Mathis Construction Co. Inc., the project’s contractor, is using heavy machinery to build the pumping station at the bay end of 38th Street.

The pumping station is designed to intercept floodwater and channel it back into the bay much faster than it would normally take after a coastal storm.

“I’ve worked around these for a long time and they seem to work very well,” Mathis said of pumping stations he has built in other towns.

Although the pumping station is regarded as a dramatic improvement, it will not stop flooding in major storms, Sea Isle Business Administrator George Savastano said in an earlier interview.

The pumping station and other anti-flooding improvements to 38th Street and Sounds Avenue have broader implications. The neighborhood will serve as an example of how city officials intend to protect the entire low-lying barrier island from coastal storms in decades to come.
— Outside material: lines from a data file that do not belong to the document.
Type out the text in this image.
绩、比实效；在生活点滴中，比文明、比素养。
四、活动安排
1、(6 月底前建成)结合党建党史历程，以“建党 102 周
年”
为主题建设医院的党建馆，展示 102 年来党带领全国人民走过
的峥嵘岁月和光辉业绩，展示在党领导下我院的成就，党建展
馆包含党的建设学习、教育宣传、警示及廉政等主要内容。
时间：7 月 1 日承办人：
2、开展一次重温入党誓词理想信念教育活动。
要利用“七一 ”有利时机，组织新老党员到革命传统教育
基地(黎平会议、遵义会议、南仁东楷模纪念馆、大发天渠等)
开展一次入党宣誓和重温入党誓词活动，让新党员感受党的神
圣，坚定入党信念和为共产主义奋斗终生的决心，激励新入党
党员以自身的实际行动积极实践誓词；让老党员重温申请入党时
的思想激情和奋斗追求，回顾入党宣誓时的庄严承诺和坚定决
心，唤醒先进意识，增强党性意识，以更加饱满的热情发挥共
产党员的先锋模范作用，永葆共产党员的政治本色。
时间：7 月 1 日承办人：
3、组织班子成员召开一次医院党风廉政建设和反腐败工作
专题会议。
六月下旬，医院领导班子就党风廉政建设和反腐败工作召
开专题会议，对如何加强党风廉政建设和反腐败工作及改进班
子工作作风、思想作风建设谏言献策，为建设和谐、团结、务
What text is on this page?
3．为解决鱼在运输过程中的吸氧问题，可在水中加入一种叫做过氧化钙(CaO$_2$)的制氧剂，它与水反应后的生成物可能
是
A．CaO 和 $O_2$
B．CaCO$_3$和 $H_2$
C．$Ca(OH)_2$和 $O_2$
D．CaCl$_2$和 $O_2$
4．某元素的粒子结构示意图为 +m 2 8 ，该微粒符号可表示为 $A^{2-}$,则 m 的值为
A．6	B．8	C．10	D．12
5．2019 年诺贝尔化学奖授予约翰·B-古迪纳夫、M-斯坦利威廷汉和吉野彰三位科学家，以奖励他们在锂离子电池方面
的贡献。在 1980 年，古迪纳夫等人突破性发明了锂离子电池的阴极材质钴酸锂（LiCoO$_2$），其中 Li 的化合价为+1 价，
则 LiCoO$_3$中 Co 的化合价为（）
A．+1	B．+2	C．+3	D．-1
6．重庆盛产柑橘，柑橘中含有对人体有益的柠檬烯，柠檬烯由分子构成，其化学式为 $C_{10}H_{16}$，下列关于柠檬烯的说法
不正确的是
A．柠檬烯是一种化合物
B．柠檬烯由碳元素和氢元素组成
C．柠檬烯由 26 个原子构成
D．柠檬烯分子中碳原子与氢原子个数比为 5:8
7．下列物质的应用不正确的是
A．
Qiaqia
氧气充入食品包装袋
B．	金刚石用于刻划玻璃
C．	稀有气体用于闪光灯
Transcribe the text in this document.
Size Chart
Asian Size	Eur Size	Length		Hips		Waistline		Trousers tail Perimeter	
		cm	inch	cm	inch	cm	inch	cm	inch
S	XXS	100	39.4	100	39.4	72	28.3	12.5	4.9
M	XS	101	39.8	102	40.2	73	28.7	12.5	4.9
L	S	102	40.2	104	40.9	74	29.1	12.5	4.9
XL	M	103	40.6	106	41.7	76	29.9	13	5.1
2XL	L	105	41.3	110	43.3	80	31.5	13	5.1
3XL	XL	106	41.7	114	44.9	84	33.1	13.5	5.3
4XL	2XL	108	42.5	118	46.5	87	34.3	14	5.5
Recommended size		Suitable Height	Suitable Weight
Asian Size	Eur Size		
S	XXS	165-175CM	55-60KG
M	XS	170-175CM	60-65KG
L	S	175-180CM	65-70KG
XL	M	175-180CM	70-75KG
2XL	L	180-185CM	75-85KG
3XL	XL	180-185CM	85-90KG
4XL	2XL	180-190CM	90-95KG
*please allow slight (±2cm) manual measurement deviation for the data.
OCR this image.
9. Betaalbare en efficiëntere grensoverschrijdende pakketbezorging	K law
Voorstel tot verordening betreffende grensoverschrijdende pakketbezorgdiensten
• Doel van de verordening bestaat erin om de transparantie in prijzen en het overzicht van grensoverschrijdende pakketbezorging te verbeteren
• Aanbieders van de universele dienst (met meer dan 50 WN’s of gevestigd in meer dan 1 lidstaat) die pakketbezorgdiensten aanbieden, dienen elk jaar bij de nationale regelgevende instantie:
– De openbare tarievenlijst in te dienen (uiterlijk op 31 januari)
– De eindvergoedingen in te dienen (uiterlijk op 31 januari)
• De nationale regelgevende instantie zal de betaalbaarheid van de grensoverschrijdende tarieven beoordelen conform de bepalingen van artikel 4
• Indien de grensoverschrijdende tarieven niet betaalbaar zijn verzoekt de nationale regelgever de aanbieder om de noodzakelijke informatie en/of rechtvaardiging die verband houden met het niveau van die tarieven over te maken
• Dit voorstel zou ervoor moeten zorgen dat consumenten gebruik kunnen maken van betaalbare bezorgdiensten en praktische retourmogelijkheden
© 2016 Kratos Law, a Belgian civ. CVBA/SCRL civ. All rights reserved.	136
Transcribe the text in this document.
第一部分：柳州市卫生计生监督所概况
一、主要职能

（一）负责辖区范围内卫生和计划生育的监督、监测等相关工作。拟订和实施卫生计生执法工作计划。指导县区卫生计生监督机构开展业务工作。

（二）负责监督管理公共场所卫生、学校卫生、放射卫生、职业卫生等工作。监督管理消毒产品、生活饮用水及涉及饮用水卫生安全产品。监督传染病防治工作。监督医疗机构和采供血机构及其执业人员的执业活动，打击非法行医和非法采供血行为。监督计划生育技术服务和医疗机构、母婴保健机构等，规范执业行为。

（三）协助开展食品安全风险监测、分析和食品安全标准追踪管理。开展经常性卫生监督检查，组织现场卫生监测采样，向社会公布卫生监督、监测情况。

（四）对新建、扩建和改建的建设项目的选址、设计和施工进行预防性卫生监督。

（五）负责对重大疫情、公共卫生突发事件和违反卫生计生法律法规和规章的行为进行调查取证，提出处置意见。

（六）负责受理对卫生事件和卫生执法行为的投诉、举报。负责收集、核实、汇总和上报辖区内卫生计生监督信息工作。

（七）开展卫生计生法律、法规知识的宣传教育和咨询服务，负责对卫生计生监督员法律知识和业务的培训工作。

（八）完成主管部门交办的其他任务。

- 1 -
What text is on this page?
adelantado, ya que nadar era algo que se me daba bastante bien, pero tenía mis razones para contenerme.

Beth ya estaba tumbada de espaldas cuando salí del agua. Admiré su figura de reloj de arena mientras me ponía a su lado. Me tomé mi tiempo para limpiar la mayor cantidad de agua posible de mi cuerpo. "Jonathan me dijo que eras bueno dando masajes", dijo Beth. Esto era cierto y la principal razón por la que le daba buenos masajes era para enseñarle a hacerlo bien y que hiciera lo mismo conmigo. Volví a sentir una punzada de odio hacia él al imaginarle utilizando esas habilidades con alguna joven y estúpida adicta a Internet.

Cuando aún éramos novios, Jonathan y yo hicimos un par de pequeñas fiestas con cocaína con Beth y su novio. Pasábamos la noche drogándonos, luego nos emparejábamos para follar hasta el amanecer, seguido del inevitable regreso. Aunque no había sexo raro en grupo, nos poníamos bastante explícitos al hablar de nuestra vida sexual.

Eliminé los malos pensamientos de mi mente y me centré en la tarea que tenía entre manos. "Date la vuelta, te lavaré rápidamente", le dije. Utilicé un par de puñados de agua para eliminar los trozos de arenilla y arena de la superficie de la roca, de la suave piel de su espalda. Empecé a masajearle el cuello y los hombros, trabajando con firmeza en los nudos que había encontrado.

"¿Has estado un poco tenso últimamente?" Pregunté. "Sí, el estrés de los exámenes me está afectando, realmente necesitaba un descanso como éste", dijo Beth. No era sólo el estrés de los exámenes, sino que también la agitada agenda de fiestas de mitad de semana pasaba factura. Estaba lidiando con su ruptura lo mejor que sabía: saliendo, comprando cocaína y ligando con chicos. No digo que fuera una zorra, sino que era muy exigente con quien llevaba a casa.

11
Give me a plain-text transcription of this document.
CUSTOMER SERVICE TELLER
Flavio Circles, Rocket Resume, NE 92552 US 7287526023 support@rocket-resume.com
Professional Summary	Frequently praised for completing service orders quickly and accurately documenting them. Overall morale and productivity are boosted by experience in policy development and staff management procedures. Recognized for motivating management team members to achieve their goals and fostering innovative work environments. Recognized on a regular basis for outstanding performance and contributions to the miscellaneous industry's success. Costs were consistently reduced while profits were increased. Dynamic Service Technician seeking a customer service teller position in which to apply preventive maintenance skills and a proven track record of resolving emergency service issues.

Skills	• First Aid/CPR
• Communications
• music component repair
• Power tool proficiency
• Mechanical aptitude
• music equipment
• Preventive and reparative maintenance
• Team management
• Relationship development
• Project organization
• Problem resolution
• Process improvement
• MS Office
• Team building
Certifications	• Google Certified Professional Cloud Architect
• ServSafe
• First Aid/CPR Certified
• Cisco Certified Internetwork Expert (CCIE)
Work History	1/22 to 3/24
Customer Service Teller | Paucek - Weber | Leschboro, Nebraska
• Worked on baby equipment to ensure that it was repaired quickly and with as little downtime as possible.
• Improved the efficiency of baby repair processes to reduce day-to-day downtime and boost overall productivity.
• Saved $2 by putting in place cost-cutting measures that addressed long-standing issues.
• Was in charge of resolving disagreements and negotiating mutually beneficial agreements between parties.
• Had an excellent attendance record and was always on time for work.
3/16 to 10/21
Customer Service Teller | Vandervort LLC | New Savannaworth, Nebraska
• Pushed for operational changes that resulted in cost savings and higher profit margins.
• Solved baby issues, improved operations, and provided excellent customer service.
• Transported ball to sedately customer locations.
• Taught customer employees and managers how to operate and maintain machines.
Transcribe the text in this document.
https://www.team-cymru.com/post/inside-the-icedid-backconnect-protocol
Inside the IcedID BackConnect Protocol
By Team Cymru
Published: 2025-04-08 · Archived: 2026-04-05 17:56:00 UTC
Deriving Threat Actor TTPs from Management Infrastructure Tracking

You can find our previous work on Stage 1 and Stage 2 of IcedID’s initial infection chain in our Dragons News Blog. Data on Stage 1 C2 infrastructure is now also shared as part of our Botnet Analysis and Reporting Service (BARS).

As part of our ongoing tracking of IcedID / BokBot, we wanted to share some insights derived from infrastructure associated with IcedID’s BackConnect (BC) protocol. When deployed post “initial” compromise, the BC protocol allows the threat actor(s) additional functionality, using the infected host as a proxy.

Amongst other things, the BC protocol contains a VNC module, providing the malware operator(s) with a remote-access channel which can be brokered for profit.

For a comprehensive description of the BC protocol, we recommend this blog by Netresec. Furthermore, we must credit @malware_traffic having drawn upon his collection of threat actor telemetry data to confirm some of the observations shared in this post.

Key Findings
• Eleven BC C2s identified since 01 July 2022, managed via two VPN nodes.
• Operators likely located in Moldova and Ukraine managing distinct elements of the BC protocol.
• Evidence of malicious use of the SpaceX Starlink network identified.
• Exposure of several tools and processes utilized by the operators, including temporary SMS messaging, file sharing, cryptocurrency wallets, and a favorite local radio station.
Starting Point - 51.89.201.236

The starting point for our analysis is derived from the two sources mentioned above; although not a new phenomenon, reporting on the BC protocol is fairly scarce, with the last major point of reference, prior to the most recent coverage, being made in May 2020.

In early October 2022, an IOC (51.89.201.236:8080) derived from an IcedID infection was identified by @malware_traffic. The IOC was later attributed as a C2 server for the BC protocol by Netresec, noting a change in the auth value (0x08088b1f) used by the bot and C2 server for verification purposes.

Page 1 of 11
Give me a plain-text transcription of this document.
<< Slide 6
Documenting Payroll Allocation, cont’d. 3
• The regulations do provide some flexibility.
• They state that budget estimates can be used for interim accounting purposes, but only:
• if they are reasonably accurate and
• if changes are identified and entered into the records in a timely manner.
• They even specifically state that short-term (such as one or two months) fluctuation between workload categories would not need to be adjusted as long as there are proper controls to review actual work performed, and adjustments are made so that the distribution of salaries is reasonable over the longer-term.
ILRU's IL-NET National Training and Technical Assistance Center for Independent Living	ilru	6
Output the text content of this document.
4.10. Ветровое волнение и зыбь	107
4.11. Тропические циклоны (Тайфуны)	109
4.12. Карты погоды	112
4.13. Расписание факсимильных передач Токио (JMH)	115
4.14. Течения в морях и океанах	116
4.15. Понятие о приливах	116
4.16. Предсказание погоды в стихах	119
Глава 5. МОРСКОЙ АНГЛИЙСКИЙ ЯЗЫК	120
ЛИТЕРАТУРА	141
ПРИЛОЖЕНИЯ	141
Savastano estimated that perhaps as many as half a dozen other pumping stations may be built throughout Sea Isle in flood-prone neighborhoods.

Responding to complaints from residents, Sea Isle has already added a series of flood-control measures along 38th Street from Central Avenue to Sounds Avenue, including an approximately 4-foot-high rock wall that is designed to hold back stormwater surging out of the surrounding marshlands.

Primarily, the rock wall runs along both sides of 38th Street from Sounds Avenue heading toward Cini Street. It also extends to the dirt end of Sounds Avenue next to the marshlands and a portion of Kneass Street between 38th and 39th streets.

Rock walls, like this one running along the side of 38th Street, help contain flooding that seeps out of the marshlands.

Noting that flooding seems to be getting worse from the marshlands, Gryga said that he plans to ask the city to install even more of the rock walls – also known as berms – to serve as a first line of defense for the bayfront homes lining Sounds Avenue.

“These berms they’ve put in are helpful as well,” he said in an interview Sunday. “But we’re going to take one thing at a time. It’s very exciting.”

Last June, the city completed the repaving of 38th Street from Central Avenue to Sounds Avenue. The street was regraded and repaved to even out its undulating surface caused by the construction of a new stormwater pipe leading to the bay.

Construction of the pumping station is next. Although a gaping, 18-foot-deep hole has been dug now for the pumping station’s chamber, it will be filled over and the bay end of 38th Street will be repaved when the project is completed. The three pumps comprising the station will be under the street, completely out of view from homeowners, Mathis explained.

The only thing that will be visible will be an electrical panel mounted on a 7-foot-high platform, he said. The panel will contain the controls for the pumping station.

At least one homeowner has asked whether the pumping station will make a lot of noise when it is working, Mathis noted.

He assured it will be relatively quiet.

“It will be nothing anybody will be annoyed about. You might hear the water splashing around the pipe when it’s turned on,” Mathis said about the sound the pumping station is expected to make.